Over the last week, firefighters have battled two separate wildfires. One was the fire off San Pablo Road in Jacksonville and the other was the West Power Line Fire in Nassau County.

When determining fire risk, there are multiple variables that come together, including precipitation, relative humidity and wind and drought conditions.

“So the last week, we’re going into 23 days prior to Saturday without significant rainfall for us as a huge red flag,” said Robert Chase, the Wildfire Mitigation Specialist with Florida Forest Service.

The Fire Danger Index map is a quick way for Florida residents to check the risk in their county.

Fire Danger Indices From The Florida Forest Service Forecast Fire (Florida Fire Service)

This map is “a continuous reference scale for estimating the potential for a fire to start and require suppression action on any given day,” according to the Florida Fire Service.

“The first thing that we’ve got to look at is how many days since significant rainfall, so what is significant rainfall to us?

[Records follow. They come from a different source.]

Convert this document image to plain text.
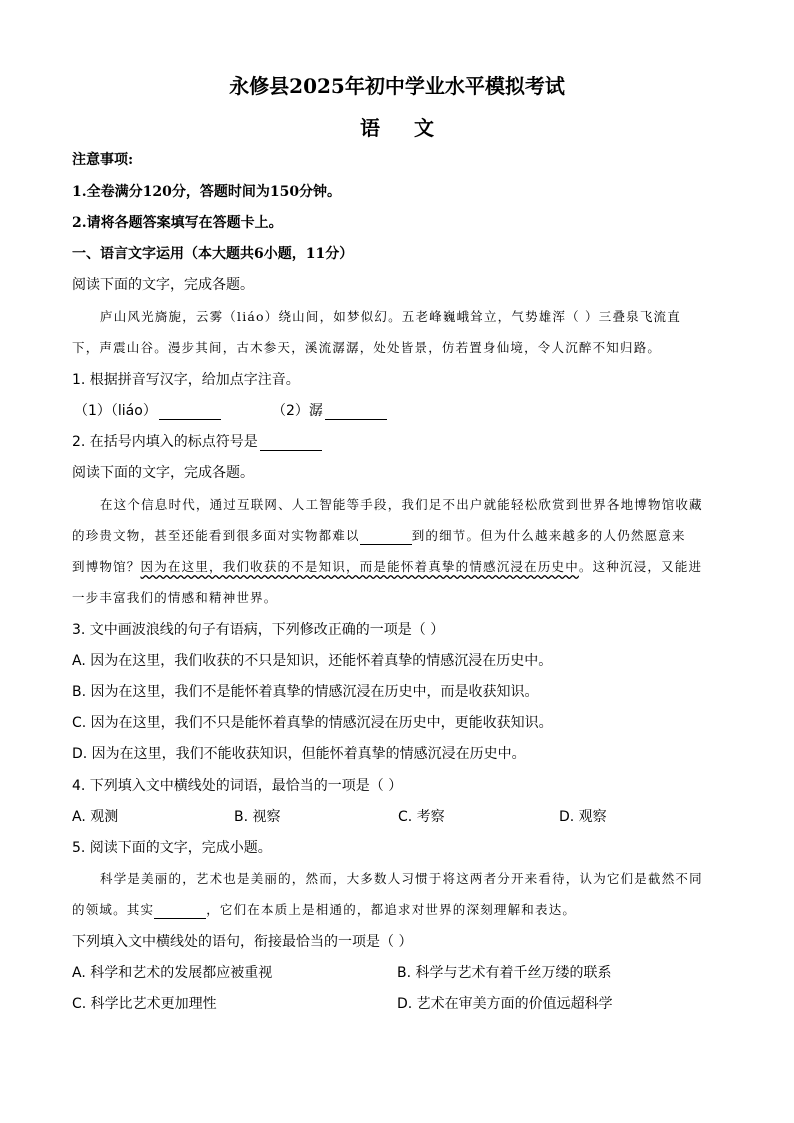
永修县2025年初中学业水平模拟考试
语文
注意事项:
1.全卷满分120分，答题时间为150分钟。
2.请将各题答案填写在答题卡上。
一、语言文字运用（本大题共6小题，11分）
阅读下面的文字，完成各题。
庐山风光旖旎，云雾（liáo）绕山间，如梦似幻。五老峰巍峨耸立，气势雄浑（ ）三叠泉飞流直
下，声震山谷。漫步其间，古木参天，溪流潺潺，处处皆景，仿若置身仙境，令人沉醉不知归路。
1. 根据拼音写汉字，给加点字注音。
（1）（liáo）	（2）潺
2. 在括号内填入的标点符号是
阅读下面的文字，完成各题。
在这个信息时代，通过互联网、人工智能等手段，我们足不出户就能轻松欣赏到世界各地博物馆收藏
的珍贵文物，甚至还能看到很多面对实物都难以	到的细节。但为什么越来越多的人仍然愿意来
到博物馆？因为在这里，我们收获的不是知识，而是能怀着真挚的情感沉浸在历史中。这种沉浸，又能进
一步丰富我们的情感和精神世界。
3. 文中画波浪线的句子有语病，下列修改正确的一项是（ ）
A. 因为在这里，我们收获的不只是知识，还能怀着真挚的情感沉浸在历史中。
B. 因为在这里，我们不是能怀着真挚的情感沉浸在历史中，而是收获知识。
C. 因为在这里，我们不只是能怀着真挚的情感沉浸在历史中，更能收获知识。
D. 因为在这里，我们不能收获知识，但能怀着真挚的情感沉浸在历史中。
4. 下列填入文中横线处的词语，最恰当的一项是（ ）
A. 观测	B. 视察	C. 考察	D. 观察
5. 阅读下面的文字，完成小题。
科学是美丽的，艺术也是美丽的，然而，大多数人习惯于将这两者分开来看待，认为它们是截然不同
的领域。其实	，它们在本质上是相通的，都追求对世界的深刻理解和表达。
下列填入文中横线处的语句，衔接最恰当的一项是（ ）
A. 科学和艺术的发展都应被重视	B. 科学与艺术有着千丝万缕的联系
C. 科学比艺术更加理性	D. 艺术在审美方面的价值远超科学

That’s about a quarter of an inch of rain,” said Chase.

Chase says that the Fire Danger Index is a quick reference guide to determine if you should burn or not.

It’s also important to remember that Duval County has a year-round burn ban, and right now, Bradford County also has a burn ban.

Burn bans across the state of Florida from the Florida Forest Service (Florida Forest Service)

Both human elements and lightning are the main contributors to wildfires in the state of Florida.

But the question remains: Will this week’s rainfall positively impact our fire danger risk?

“If we continue to see this trend with the rain, we’re going to see that the drought dropped a little bit, but we’re still on a high drought threat right now," said Chase.